Improve Cashflow and Reduce Risk within Real Estate Development Projects
As a kid, my parents only bought used cars from individuals. Not new and not from a dealership. For sale by owner. My dad would conduct a thorough interview with the seller. In addition, my dad would “test drive” the car. Once behind the wheel, he would drive straight to a mechanic. The mechanic would perform a full inspection, including spot-checks for common ailments of the given make, model, and year.
While returning to meet the owner, he would pull into a large stadium or church parking lot. There, dad would hammer the gas pedal, slam on the brakes, weaving from side to side, and test every feature the car offered.
By the time my dad was ready to hand over the payment, he had an up-to-date picture of his risk and opportunity. His success rate of buying used cars was nearly perfect. Despite being used vehicles, he removed most of the risk from the purchasing process.
Buying land is a lot like purchasing a used car, except the wear and tear has evolved and compounded over millions of years. The potential hazards, risks, issues, oversight, and regulations are exponentially more complicated.
What is a Land Option?
In real estate, negotiating a land option is the closest you get to a test drive.
In a land option, the buyer establishes an agreement with the seller to defer full payment until after some level of due diligence is complete. The extent and duration of the due diligence are negotiable. A purchase price might be set, but the buyer is able to take possession of the land, request permits, initiate inspections, and perhaps even presell the land before paying in full.
Some of the most valuable parts of a land option include:
- Land options improve cash flow because you can lock in a purchase price and possession of the land while deferring payment until later.
- Land options reduce risk because you can ensure the land passes inspections and receives permits before paying in full.
- Land options reduce risk by allowing buyers to lock out competitors while gathering more information. If they don’t like what they learn, they can back out without losing their full investment.
- Land options increase speed by allowing buyers to spread their capital across many potential land deals and prioritize deals that clear diligence faster.
Without a land option, a buyer would fully purchase a plot of land (usually with cash or debt financing) before proceeding with permitting, inspections, and sales. What happens if the land has defects or regulatory limitations? The money has been spent but the property will not be functional for the buyer’s need. It’s a big risk for the buyer.
With a land option, the risk and responsibility are shared between buyer and seller. Instead of paying the full purchase price upfront, the buyer agrees to pay a smaller portion of the total price, until they ensure the land is suitable for their needs.

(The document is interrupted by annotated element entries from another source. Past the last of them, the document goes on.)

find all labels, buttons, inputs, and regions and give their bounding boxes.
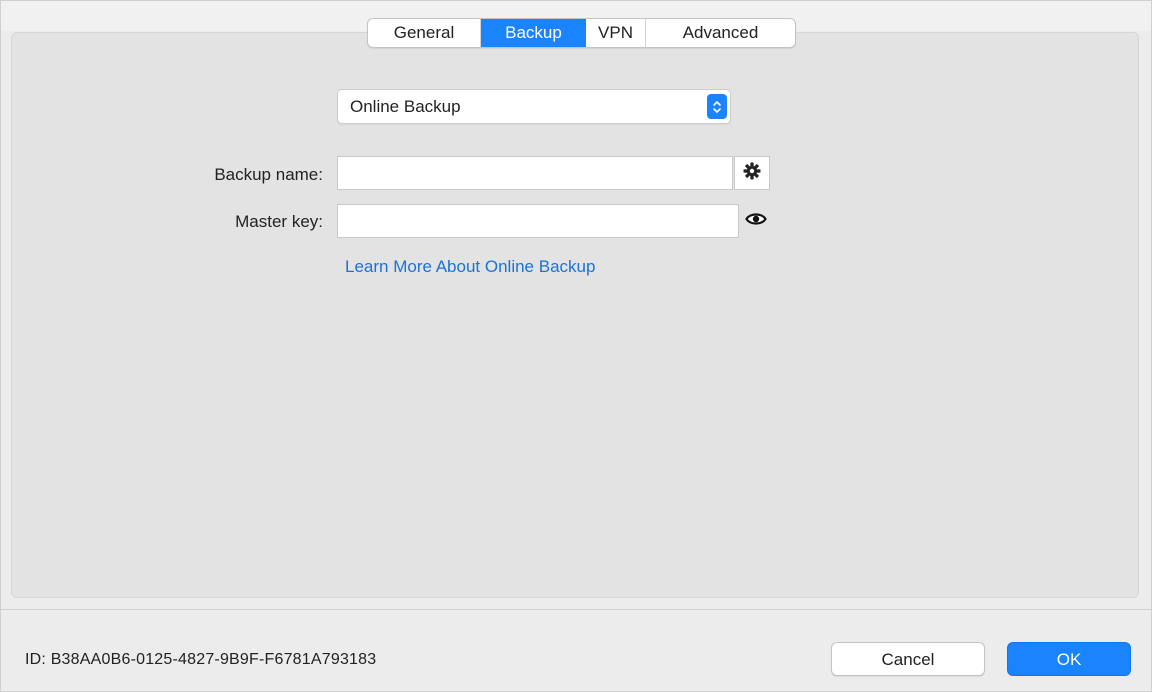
eye-icon	[745, 211, 767, 232]
tab-advanced[interactable]: Advanced	[646, 19, 795, 47]
backup-type-value: Online Backup	[350, 97, 461, 116]
backup-name-label: Backup name:	[214, 165, 323, 184]
backup-type-select[interactable]: Online Backup	[337, 89, 731, 124]
tab-general[interactable]: General	[368, 19, 481, 47]
tab-bar: General Backup VPN Advanced	[367, 18, 796, 48]
backup-settings-window: General Backup VPN Advanced Online Backu…	[0, 0, 1152, 692]
gear-icon	[742, 161, 762, 186]
backup-name-settings-button[interactable]	[734, 156, 770, 190]
tab-vpn[interactable]: VPN	[586, 19, 646, 47]
master-key-label: Master key:	[235, 212, 323, 231]
ok-button[interactable]: OK	[1007, 642, 1131, 676]
master-key-input[interactable]	[337, 204, 739, 238]
learn-more-link[interactable]: Learn More About Online Backup	[345, 257, 595, 277]
cancel-button[interactable]: Cancel	[831, 642, 985, 676]
chevron-up-down-icon	[707, 94, 727, 119]
show-master-key-button[interactable]	[739, 204, 773, 238]
device-id-text: ID: B38AA0B6-0125-4827-9B9F-F6781A793183	[25, 651, 377, 668]
backup-name-input[interactable]	[337, 156, 733, 190]
tab-backup[interactable]: Backup	[481, 19, 586, 47]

For example, during a real estate development project in Mexico, we optioned 8 acres of land. Our initial payment to the landowner was 10% of the purchase price. Between the time of signing our land option agreement and paying our remaining balance, we were able to finalize the master plan, source vendors, and initiate building permits. We even conducted a marketing event on the property and presold the 100+ homes we intended to build.
So, not all land purchases will proceed with full purchase. Throughout the pre-construction and permitting process, information could arise that reduces a buyer's appetite to purchase the land.
Given the number of decisions and costs within a real estate project, a few costs could blow the budget for an entire project. Death by a thousand cuts.
- Significant rock removal estimates.
- Soil Study results reveal too high preparation costs.
- Increased costs due to land elevation.
- Discovery of pollutants.
- Disputed title or ownership issues.
The Bigger Picture
Land options on a single piece of property can be helpful, but the real power comes at scale. Instead of considering one 8-acre lot, imagine a real estate developer involved in purchasing ten or twenty lots. Not only would managing cash flow be a nightmare, but the land is largely an unproductive asset while pre-construction tasks are underway. A significant amount of value would be sitting idle, like cash stored under a mattress.